Réseau Voltaire (voltairenet.org, anciennement et jusqu’à l’été 2005 : reseauvoltaire.net) est un site français animé par l’auteur complotiste Thierry Meyssan.

Pour le Décodex du Monde, Réseau Voltaire « diffuse un nombre significatif de fausses informations et/ou d’articles trompeurs ». Le site de notation des médias NewsGuard le présente comme un site ayant relayé « la propagande du régime syrien et des théories du complot sur le 11 septembre » qui enfreint « gravement les principes journalistiques de base. Le site édite plusieurs allégations fausses et sans fondement notamment des affirmations visant à discréditer des rapports faisant état d’attaques à l’arme chimique menées par les force de Bachar El Assad contre des civils syriens. […] En 2020, Voltairenet.org a publié des informations trompeuses concernant la pandémie de Covid-19 ».

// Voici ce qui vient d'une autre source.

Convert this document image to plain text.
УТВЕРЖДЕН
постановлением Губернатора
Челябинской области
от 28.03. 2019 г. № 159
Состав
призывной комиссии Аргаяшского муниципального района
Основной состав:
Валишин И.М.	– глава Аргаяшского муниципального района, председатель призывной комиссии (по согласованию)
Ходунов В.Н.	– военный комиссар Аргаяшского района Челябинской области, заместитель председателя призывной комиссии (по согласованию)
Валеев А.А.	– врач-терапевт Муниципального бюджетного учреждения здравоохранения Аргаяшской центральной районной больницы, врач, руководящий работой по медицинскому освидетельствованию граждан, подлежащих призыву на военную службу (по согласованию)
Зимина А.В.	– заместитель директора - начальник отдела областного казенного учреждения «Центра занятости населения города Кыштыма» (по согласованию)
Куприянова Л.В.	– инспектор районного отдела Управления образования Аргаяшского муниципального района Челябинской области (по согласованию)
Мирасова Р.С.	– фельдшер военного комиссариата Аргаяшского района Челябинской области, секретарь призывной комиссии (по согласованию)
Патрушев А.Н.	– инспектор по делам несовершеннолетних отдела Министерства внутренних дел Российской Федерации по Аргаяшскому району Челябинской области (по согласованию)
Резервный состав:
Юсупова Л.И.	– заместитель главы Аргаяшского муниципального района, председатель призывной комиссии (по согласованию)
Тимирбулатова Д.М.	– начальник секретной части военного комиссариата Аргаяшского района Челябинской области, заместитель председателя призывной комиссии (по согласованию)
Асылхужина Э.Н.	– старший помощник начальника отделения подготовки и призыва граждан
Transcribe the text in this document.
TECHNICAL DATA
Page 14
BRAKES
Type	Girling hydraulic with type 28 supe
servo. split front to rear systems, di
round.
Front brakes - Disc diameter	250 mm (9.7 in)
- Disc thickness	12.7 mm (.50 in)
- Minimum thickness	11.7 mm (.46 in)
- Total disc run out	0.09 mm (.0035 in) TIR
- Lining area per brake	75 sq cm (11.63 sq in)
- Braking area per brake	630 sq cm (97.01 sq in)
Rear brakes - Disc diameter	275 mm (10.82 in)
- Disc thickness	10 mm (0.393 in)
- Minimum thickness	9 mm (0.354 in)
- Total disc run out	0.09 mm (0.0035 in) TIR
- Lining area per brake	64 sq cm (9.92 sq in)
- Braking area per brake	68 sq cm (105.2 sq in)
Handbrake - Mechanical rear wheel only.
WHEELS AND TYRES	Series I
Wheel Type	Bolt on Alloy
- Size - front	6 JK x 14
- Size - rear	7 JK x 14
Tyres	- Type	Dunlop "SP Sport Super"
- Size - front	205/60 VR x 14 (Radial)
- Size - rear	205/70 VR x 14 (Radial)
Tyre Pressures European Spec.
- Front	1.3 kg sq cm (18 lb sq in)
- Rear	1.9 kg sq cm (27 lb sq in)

Le site, qui publie des textes dans plusieurs langues, se présente comme un « réseau de presse non-alignée, spécialisé dans l’analyse des relations internationales ». Le catalogue de sa boutique en ligne propose des ouvrages de Thierry Meyssan mais aussi d’autres auteurs complotistes tels que F. William Engdahl, Peter Dale Scott, Jean-Michel Vernochet, Gilad Atzmon ou encore Daniel Ganser.

Conçu par Raphaël Meyssan, graphiste et fils de Thierry Meyssan, le site du Réseau Voltaire est d’abord celui de l’association éponyme, fondée en 1994. Se présentant alors comme une « cellule de renseignements et d’anticipation des luttes, basée à Saint-Denis », le Réseau Voltaire compte en son sein des membres du MRAP, du Parti socialiste (c’est le cas de Jean-Claude Ramos), du Parti radical de gauche (Meyssan en est l’un des secrétaires nationaux jusqu’en 2008), du Parti communiste français (Gilles Alfonsi) et des Verts. L’objet social de l’association est, à l’époque, « la défense de la liberté d’expression et d’information » et « la défense de la laïcité, fondement de la République, et la lutte contre l’intégrisme moral et la censure ». Le Réseau Voltaire amorce un tournant idéologique à partir de la fin des années 1990, sur fond d’intervention de l’OTAN au Kosovo (1999) et d’attentats du 11-Septembre.

En mars 2002, dans son livre L’Effroyable imposture, Thierry Meyssan affirme qu’aucun avion ne s’est écrasé sur le Pentagone et que l’attentat a été provoqué par un camion rempli d’explosif (par la suite, il expliquera que c’est un missile qui aurait été tiré contre le siège du ministère de la Défense américain). Le 8 avril 2002, à Abu Dhabi (Émirats arabes unis), lors d’une conférence organisée sous les auspices de la Ligue arabe, il déclare que « les attentats du 11 septembre ne sont pas imputables à des terroristes étrangers issus du monde arabo-musulman – même si certains exécutants peuvent être islamiques –, mais à des terroristes américains. »

Parallèlement, Meyssan noue des liens avec l’organisation islamiste chiite libanaise Hezbollah et le régime iranien, faisant prendre au Réseau Voltaire une orientation résolument antisioniste et antiaméricaine. Devenu l’un des principaux lieux virtuels de diffusion d’arguments conspirationnistes sur le 11-Septembre, le Réseau Voltaire ne tarde pas à être classé par  le Département d’État américain comme l’une des sources majeures de désinformation antiaméricaine dans le monde.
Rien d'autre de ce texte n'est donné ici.